I decided I would have to go the tough way. I gathered them all together. This is what it looked like.
If all the mags were stood up in one pile, it would have been about my height. And they weighed 118 kgs. Yes, I weighed them all. One day, dad and I filled up the trailer with the lot and drove to our recycling centre. I stood and stared into the big cavity of the paper container before hurling in pile after pile. I was nauseous. I felt like throwing up. I felt like I was going to faint. It was a physically and mentally draining ordeal. I couldn't do much the next few days.
The worst thing is, because most of them had been stored up in the attic, I don't have a sudden vast empty space to show for it. And I sort of got stuck on continuing by getting rid of my hockey equipment, and looking into what to do about my card collection.
Instead I have managed to focus on the gardening mags. And in part my collection of crafting mags. I think you have noticed a pattern emerge. I have no idea when I slid from merely being a collector to being a hoarder. In fact, I was pretty certain I wasn't a hoarder. Until I read some books on the subject, and then answered some questions. Truthfully. Even then I wasn't really alarmed. That happened when I watched some BBC programmes about hoarders. Who had way more stuff than I do.
What scared me was hearing them say exactly the same things about their stuff that I have been saying about mine. I could tell they were blind to some realities about their stuff and their space.
Could I be blind to some realities myself?
I have now been trying to work on this for more than half a year. It is a bit depressing. I know I have gotten rid of lots of stuff. There just doesn't seem to be visible progress. I guess I have to be more patient. And just keep on.
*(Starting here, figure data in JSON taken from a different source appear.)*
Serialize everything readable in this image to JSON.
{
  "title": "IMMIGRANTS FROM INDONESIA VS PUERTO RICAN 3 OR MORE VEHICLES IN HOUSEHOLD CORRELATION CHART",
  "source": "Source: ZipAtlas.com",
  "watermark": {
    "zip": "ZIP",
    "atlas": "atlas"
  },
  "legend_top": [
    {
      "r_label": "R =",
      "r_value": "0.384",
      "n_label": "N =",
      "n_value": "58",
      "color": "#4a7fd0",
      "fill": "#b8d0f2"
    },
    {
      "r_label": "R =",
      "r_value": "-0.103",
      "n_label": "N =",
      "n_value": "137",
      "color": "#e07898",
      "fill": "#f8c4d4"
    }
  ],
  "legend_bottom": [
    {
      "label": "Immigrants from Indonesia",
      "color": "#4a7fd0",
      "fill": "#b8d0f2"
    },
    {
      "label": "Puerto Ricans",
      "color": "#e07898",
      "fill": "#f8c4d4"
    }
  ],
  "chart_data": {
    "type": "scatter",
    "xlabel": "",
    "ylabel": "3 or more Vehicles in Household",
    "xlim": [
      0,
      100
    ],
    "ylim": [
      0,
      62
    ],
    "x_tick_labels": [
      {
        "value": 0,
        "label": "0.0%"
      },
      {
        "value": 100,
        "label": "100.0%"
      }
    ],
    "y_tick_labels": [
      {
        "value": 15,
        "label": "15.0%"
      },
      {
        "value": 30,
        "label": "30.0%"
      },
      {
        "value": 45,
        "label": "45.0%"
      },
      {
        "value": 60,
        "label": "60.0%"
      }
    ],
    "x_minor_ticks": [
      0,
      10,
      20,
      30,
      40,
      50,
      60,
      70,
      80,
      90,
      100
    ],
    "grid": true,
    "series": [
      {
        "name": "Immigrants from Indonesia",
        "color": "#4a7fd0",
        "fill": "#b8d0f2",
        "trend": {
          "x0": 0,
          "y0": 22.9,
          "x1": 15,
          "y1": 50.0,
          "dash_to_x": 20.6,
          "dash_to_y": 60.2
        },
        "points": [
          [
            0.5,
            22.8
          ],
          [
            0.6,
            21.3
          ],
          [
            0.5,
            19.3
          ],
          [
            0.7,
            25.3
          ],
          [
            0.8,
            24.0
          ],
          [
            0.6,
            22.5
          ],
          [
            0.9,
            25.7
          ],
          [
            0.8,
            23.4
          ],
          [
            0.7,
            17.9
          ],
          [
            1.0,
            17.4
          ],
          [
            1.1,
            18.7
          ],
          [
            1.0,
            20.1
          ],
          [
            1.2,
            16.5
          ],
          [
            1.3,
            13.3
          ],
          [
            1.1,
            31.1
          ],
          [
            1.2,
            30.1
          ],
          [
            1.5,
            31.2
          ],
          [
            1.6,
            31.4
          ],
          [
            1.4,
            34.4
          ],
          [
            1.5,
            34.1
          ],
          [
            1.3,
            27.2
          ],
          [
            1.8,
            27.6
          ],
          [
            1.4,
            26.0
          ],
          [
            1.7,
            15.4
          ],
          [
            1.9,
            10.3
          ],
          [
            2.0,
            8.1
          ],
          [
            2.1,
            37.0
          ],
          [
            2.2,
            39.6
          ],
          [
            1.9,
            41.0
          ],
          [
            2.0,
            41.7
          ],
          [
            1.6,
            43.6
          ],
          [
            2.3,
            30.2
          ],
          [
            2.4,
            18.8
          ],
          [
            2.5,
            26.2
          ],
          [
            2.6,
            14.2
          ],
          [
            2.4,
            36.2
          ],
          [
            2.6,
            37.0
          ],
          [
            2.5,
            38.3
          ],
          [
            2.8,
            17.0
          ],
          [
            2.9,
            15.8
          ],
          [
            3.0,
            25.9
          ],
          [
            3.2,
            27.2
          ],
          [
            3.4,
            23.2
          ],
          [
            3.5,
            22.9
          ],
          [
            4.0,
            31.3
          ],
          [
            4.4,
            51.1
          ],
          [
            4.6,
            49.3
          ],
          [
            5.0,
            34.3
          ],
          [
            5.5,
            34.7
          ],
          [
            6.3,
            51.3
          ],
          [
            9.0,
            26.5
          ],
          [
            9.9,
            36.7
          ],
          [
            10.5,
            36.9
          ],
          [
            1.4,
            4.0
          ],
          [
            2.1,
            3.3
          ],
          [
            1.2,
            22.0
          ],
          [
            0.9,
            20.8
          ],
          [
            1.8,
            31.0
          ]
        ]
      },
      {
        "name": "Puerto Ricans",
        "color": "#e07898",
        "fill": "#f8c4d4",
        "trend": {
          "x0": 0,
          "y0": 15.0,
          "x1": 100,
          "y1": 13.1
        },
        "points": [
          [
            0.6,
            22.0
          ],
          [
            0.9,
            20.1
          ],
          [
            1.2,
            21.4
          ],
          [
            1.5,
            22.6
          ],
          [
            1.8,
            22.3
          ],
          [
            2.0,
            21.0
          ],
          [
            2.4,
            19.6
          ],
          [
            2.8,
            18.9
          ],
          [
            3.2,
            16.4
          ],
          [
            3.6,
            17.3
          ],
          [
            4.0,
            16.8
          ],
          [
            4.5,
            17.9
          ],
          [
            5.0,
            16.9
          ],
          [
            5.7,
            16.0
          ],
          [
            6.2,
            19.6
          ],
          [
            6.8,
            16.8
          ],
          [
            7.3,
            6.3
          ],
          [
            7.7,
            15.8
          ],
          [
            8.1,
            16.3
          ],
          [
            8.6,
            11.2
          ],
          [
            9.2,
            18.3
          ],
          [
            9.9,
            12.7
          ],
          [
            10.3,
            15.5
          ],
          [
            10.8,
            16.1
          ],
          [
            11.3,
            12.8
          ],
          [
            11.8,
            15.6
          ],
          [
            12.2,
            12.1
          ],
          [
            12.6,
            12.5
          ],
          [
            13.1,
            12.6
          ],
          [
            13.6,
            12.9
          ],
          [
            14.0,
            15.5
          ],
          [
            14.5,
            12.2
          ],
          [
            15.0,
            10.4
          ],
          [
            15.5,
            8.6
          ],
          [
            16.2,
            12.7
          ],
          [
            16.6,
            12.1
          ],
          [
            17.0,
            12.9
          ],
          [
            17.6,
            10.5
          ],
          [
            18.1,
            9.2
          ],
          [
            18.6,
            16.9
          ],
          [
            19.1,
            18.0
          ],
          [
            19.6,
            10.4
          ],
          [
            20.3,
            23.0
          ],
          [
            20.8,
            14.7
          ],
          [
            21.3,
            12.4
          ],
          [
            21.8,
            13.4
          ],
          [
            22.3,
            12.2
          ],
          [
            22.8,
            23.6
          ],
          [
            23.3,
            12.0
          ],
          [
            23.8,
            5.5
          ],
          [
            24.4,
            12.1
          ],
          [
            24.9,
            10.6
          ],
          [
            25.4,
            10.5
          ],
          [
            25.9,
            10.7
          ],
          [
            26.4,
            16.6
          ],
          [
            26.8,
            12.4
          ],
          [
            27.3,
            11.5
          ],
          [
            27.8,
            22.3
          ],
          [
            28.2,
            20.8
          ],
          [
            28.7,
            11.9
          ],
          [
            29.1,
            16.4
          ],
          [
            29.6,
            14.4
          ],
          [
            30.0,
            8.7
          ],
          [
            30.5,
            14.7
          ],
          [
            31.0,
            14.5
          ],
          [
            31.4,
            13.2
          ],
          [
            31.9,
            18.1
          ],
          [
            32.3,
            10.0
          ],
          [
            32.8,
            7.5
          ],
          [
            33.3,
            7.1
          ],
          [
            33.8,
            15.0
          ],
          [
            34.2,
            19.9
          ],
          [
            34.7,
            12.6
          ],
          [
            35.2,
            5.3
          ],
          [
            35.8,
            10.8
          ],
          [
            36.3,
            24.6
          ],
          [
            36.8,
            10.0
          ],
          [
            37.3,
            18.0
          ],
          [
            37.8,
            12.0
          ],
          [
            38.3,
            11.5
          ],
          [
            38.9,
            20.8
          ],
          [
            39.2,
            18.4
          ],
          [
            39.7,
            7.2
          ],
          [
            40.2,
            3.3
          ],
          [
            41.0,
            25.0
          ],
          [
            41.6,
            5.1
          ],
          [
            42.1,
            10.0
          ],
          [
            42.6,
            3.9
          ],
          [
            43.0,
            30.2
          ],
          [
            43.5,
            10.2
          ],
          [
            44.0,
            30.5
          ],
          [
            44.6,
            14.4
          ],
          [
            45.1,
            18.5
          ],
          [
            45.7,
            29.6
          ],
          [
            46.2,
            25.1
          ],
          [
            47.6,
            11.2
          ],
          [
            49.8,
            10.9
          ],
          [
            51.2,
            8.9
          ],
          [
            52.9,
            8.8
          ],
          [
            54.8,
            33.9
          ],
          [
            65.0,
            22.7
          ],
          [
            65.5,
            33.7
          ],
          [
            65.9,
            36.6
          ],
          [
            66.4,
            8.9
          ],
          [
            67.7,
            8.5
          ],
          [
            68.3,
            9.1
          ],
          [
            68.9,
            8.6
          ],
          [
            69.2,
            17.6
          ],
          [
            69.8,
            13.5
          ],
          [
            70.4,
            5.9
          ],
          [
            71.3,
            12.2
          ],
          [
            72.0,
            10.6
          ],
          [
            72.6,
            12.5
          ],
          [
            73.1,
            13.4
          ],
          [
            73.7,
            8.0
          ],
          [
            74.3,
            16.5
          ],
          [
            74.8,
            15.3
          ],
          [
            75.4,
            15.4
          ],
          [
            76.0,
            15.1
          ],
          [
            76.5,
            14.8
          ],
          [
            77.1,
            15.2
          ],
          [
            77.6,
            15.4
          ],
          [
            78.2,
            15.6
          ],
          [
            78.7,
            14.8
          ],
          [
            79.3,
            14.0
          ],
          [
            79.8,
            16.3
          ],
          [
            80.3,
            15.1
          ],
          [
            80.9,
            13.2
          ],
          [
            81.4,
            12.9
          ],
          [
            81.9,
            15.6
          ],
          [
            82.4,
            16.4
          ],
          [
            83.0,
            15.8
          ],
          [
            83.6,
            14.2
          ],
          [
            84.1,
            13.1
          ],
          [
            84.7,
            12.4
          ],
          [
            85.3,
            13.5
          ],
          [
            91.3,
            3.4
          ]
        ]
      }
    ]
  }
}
I still haven't reached the point where I can just say "oh, to heck with it!" and toss it. There's still the voice of angst whispering "What if you suddenly miss it next week?"
I am on the right way. I know I need to keep on. I will get there in the end. I am making sure anything that comes into the house is necessary. Or limited in amount. When I reach my 60s, I won't be living in a hoarder show home, I'll be living in a nice, reasonably cluttered home. I don't think I'll ever be a tidy person. But I have seen and heard what could be my fate. And I'm walking down a different road.